The capture of Constantinople effectively marked the end of the near 1,500 year Roman Empire and dealt a massive blow to Christendom, as the Muslim Ottoman armies thereafter were left unchecked to advance into Europe without an adversary to their rear. After the conquest, Sultan Mehmet II transferred the capital of the Ottoman Empire from Edirne to Constantinople.
The conquest of Constantinople and the end of the Byzantine Empire was perhaps the key event in the Late Middle Ages and marks for some historians the end of the Middle Ages.
Having taken the Byzantine capital, Mehmet turned his attention to picking off the last small remnant kingdoms of the Empire. The Morea fell in 1460 and the Empire of Trebizond in 1461. Mehmet continued his conquests, invading Wallachia in 142 and Bosnia in 1463.

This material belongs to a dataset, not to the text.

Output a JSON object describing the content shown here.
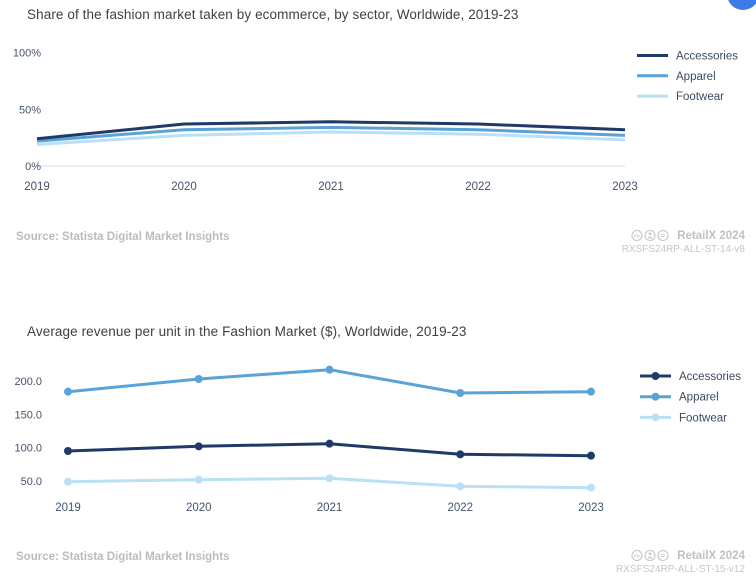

Prior to the fall, the maritime republics of Genoa and Venice had maintained an uneasy policy of trade and sometimes co-operation with the Ottoman state. Whilst a Genoese general, Giovani Giustiniani, commanded the defenses along the Land Wall of Constantinople during the siege, Genoa remained officially neutral - and used its concessionary territory of Galata (Pera) across the Golden Horn to sell arms and equipment to both sides during the siege. Venice also made no official contribution to the defense of Constainople - a rescue fleet was belatedly dispatched but far too late. However the sizable Venetian community within Constantinople, led by their bailio, fought alongside their old Genoese rivals both at the wall and as a patchwork flotilla of ships defending the Golden Horne.
After the fall, Venice's policy began to change and La Serenissima began preparations for the inevitable military confrontation with the Ottoman empire. War was officially begun in 1463 and lasted until 1479, a conflict which became known as The Long War.